Dalam beberapa kasus, euthanasia bukanlah keputusan yang sakit (karena sudah tidak sadar) tetapi merupakan keputusan keluarganya. Lalu seberapa besar hak keluarga untuk menentukan mati hidupnya salah seorang anggota keluarga? Selain itu, karena euthanasia juga terjadi karena bantuan orang lain (tenaga medis) maka kembali sebuah pertanyaan, bolehkan seseorang dalam etika profesinya membantu seseorang untuk mati?

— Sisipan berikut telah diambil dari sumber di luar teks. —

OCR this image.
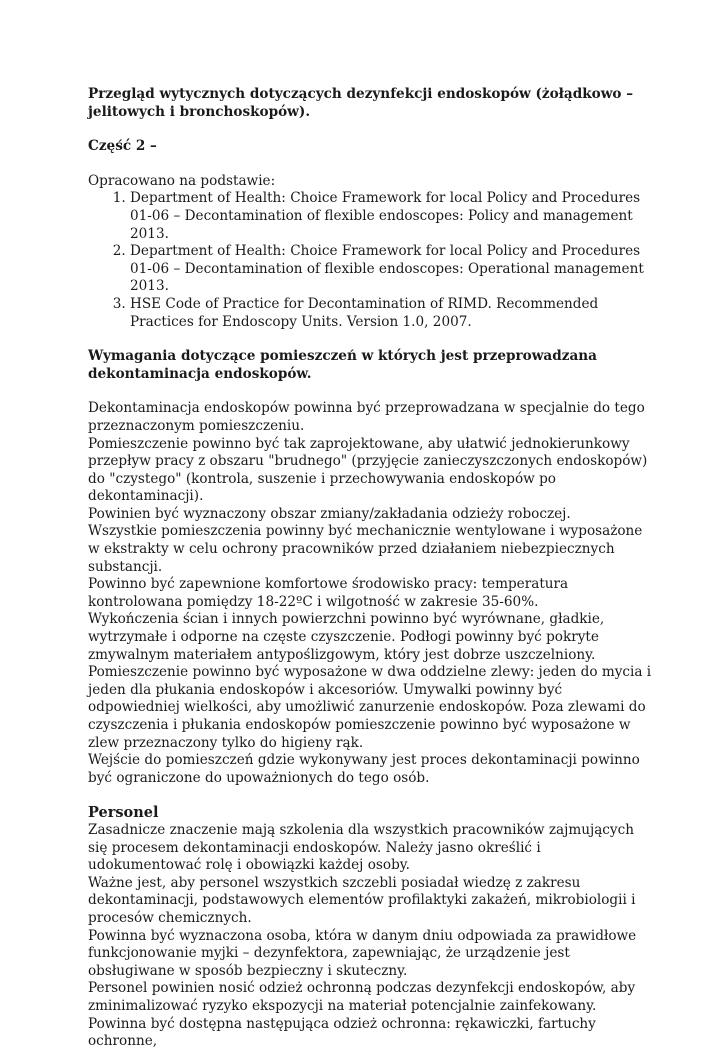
Przegląd wytycznych dotyczących dezynfekcji endoskopów (żołądkowo – jelitowych i bronchoskopów).
Część 2 –

Opracowano na podstawie:

1. Department of Health: Choice Framework for local Policy and Procedures 01-06 – Decontamination of flexible endoscopes: Policy and management 2013.
2. Department of Health: Choice Framework for local Policy and Procedures 01-06 – Decontamination of flexible endoscopes: Operational management 2013.
3. HSE Code of Practice for Decontamination of RIMD. Recommended Practices for Endoscopy Units. Version 1.0, 2007.
Wymagania dotyczące pomieszczeń w których jest przeprowadzana dekontaminacja endoskopów.

Dekontaminacja endoskopów powinna być przeprowadzana w specjalnie do tego przeznaczonym pomieszczeniu.

Pomieszczenie powinno być tak zaprojektowane, aby ułatwić jednokierunkowy przepływ pracy z obszaru "brudnego" (przyjęcie zanieczyszczonych endoskopów) do "czystego" (kontrola, suszenie i przechowywania endoskopów po dekontaminacji).

Powinien być wyznaczony obszar zmiany/zakładania odzieży roboczej.

Wszystkie pomieszczenia powinny być mechanicznie wentylowane i wyposażone w ekstrakty w celu ochrony pracowników przed działaniem niebezpiecznych substancji.

Powinno być zapewnione komfortowe środowisko pracy: temperatura kontrolowana pomiędzy 18-22ºC i wilgotność w zakresie 35-60%.

Wykończenia ścian i innych powierzchni powinno być wyrównane, gładkie, wytrzymałe i odporne na częste czyszczenie. Podłogi powinny być pokryte zmywalnym materiałem antypoślizgowym, który jest dobrze uszczelniony.

Pomieszczenie powinno być wyposażone w dwa oddzielne zlewy: jeden do mycia i jeden dla płukania endoskopów i akcesoriów. Umywalki powinny być odpowiedniej wielkości, aby umożliwić zanurzenie endoskopów. Poza zlewami do czyszczenia i płukania endoskopów pomieszczenie powinno być wyposażone w zlew przeznaczony tylko do higieny rąk.

Wejście do pomieszczeń gdzie wykonywany jest proces dekontaminacji powinno być ograniczone do upoważnionych do tego osób.

Personel

Zasadnicze znaczenie mają szkolenia dla wszystkich pracowników zajmujących się procesem dekontaminacji endoskopów. Należy jasno określić i udokumentować rolę i obowiązki każdej osoby.

Ważne jest, aby personel wszystkich szczebli posiadał wiedzę z zakresu dekontaminacji, podstawowych elementów profilaktyki zakażeń, mikrobiologii i procesów chemicznych.

Powinna być wyznaczona osoba, która w danym dniu odpowiada za prawidłowe funkcjonowanie myjki – dezynfektora, zapewniając, że urządzenie jest obsługiwane w sposób bezpieczny i skuteczny.

Personel powinien nosić odzież ochronną podczas dezynfekcji endoskopów, aby zminimalizować ryzyko ekspozycji na materiał potencjalnie zainfekowany.

Powinna być dostępna następująca odzież ochronna: rękawiczki, fartuchy ochronne,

Jadi, memang ada banyak hal yang harus dipertimbangkan dalam euthanasia. Saya bisa memahami bila kerja mesin penunjang kehidupan diminimalkan, tetapi saya menolak euthanasia aktif dalam arti menghilangkan nyawa seseorang!
Hukuman mati
Bagi saya, tujuan dari hukuman adalah membina seseorang agar bertobat. Bukannya untuk membalas sebuah kejahatan atau menakut-nakuti penjahat agar tidak melakukan kejahatannya. Berlandaskan pemahaman saya tadi, maka saya tidak pernah bisa menyetujui hukuman mati, karena hukuman ini justru menghilangkan kesempatan orang untuk bertobat!
Perang
Wah, bagaimana ya? Peperangan adalah kondisi ekstrem. Kalau kita tidak membunuh ya justru kita yang dibunuh. Lalu bagaimana? Ya jangan berperang lah, itu saja!
Nah, Rialdo, itu jawaban saya tentang penghilangan nyawa. Memang tidak mudah mengambil sebuah keputusan etis. Apalagi bila pilihan yang ada bukan hitam-putih, tetapi abu-abu atau bahkan hitam-hitam.
Kadang dalam hidup ini kita memang harus memilih yang terbaik, meskipun pilihan itu tetap tidak baik. Yang penting, apa pun pilihan kita, sebuah keputusan etis harus lahir dari pergumulan bersama Tuhan dan juga sesama. Semoga membantu pergumulanmu.